Dimension Reduction (Spatial Statistics Tools)
Summary
Reduces the number of dimensions of a set of continuous variables by aggregating the highest possible amount of variance into fewer components using Principal Component Analysis (PCA) or Reduced-Rank Linear Discriminant Analysis (LDA).
The variables are specified as fields in an input table or feature layer, and new fields representing the new variables are saved in the output table or feature class. The number of new fields will be fewer than the number of original variables while maintaining the highest possible amount of variance from all the original variables. Dimension reduction is commonly used to explore multivariate relationships between variables and to reduce the computational cost of machine learning algorithms in which the required memory and processing time depend on the number of dimensions of the data. Using the components in place of the original data in analysis or machine learning algorithms can often provide comparable (or better) results while consuming fewer computational resources.
Illustration

Usage
At least two numeric fields must be provided for the Analysis Fields parameter because the data must have at least two dimensions to have its dimensions reduced.
There are two options for the Dimension Reduction Method parameter:
Principal Component Analysis (PCA)—This method sequentially builds components that each capture as much of the total variance and correlations between the original variables as possible. The Scale Data parameter can be used to scale each original variable so that each variable is given equal importance in the principal components. If the data is not scaled, variables with larger values will account for most of the total variance and will be overrepresented in the first several components. This method is recommended when you intend to perform an analysis or machine learning method in which the components are used to predict the value of a continuous variable.
Reduced-Rank Linear Discriminant Analysis (LDA)—This method builds components that maximize the separability of the analysis variables and different levels of a categorical variable provided in the Categorical Field parameter. The components will maintain as much between-category variance as possible so that the resulting components are most effective at classifying each record into one of the categories. This method automatically scales the data and is recommended when you intend to perform an analysis or machine learning method in which the components are used to classify the category of a categorical variable.
The geoprocessing messages display the percent and cumulative percent of variance maintained by each component.
The number of components that will be created depends on whether you specify values for the Minimum Percent Variance to Maintain and Minimum Number of Components parameters.
If one parameter is specified and the other is not, the value of the specified parameter determines the number of components. The number of components will be equal to the smallest number needed to satisfy the specified minimum.
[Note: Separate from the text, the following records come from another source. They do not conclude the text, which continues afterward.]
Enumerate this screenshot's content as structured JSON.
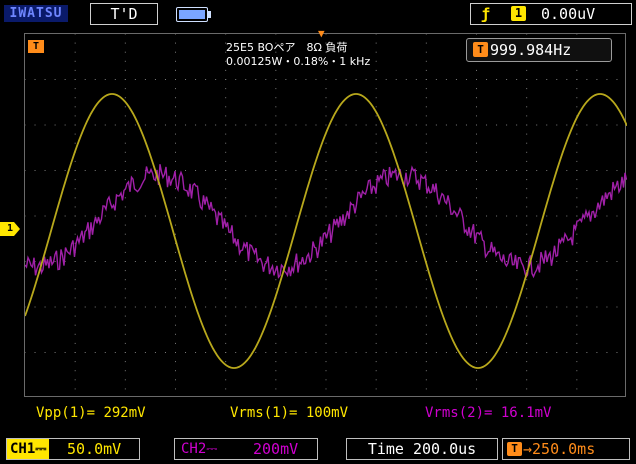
{
  "header": {
    "brand": "IWATSU",
    "trigger_status": "T'D",
    "battery_icon": "battery-icon",
    "trigger_edge_icon": "rising-edge-icon",
    "trigger_source": "1",
    "trigger_level": "0.00uV"
  },
  "annotation": {
    "line1": "25E5 BOペア　8Ω 負荷",
    "line2": "0.00125W・0.18%・1 kHz"
  },
  "frequency": {
    "label": "T",
    "value": "999.984Hz"
  },
  "markers": {
    "trigger_level": "T",
    "ch1": "1"
  },
  "measurements": [
    {
      "label": "Vpp(1)=",
      "value": "292mV",
      "color": "#ffe600"
    },
    {
      "label": "Vrms(1)=",
      "value": "100mV",
      "color": "#ffe600"
    },
    {
      "label": "Vrms(2)=",
      "value": "16.1mV",
      "color": "#d000d0"
    }
  ],
  "footer": {
    "ch1_label": "CH1",
    "ch1_coupling": "DC",
    "ch1_scale": "50.0mV",
    "ch2_label": "CH2",
    "ch2_coupling": "DC",
    "ch2_scale": "200mV",
    "timebase": "Time 200.0us",
    "delay_label": "T",
    "delay": "→250.0ms"
  },
  "colors": {
    "ch1": "#ffe600",
    "ch1_trace": "#b8a81c",
    "ch2": "#d000d0",
    "ch2_trace": "#a020a8",
    "trigger": "#ff8c1a",
    "grid": "#7a7a7a"
  },
  "waveforms": {
    "ch1": {
      "frequency_hz": 999.984,
      "vpp_mv": 292
    },
    "ch2": {
      "vrms_mv": 16.1
    }
  }
}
If both parameters are specified, the larger of the two resulting number of components is used.
If neither parameter is specified, the number of components is determined using several statistical methods, and the tool will use the largest number of components estimated by each of the methods. For both dimension reduction methods, the methods include the Broken-Stick Method and Bartlett's Test of Sphericity. For PCA, a permutation test is also performed if the Number of Permutations parameter value is greater than zero.
Information about the results of each test are displayed as geoprocessing messages.
If a table is created by the Output Eigenvalues Table parameter, a Scree Plot chart is created in the output table to visualize the variance maintained by each component.
If a table is created by the Output Eigenvectors Table parameter, a bar chart is created in the output table to visualize each of the eigenvectors.
You can append the component fields to the input table using the Append Fields To Input Data parameter. If you append the component fields, a related table is not provided.
The number of components cannot be greater than the number of records in the input. Also, records that have null values in any of the analysis fields will be excluded from the calculation. If many records have null values, the number of components specified in the Minimum Number of Components parameter may not be produced and the tool will fail. In this case, remove the analysis fields that have many null values or fill in the missing values using the Fill Missing Values tool.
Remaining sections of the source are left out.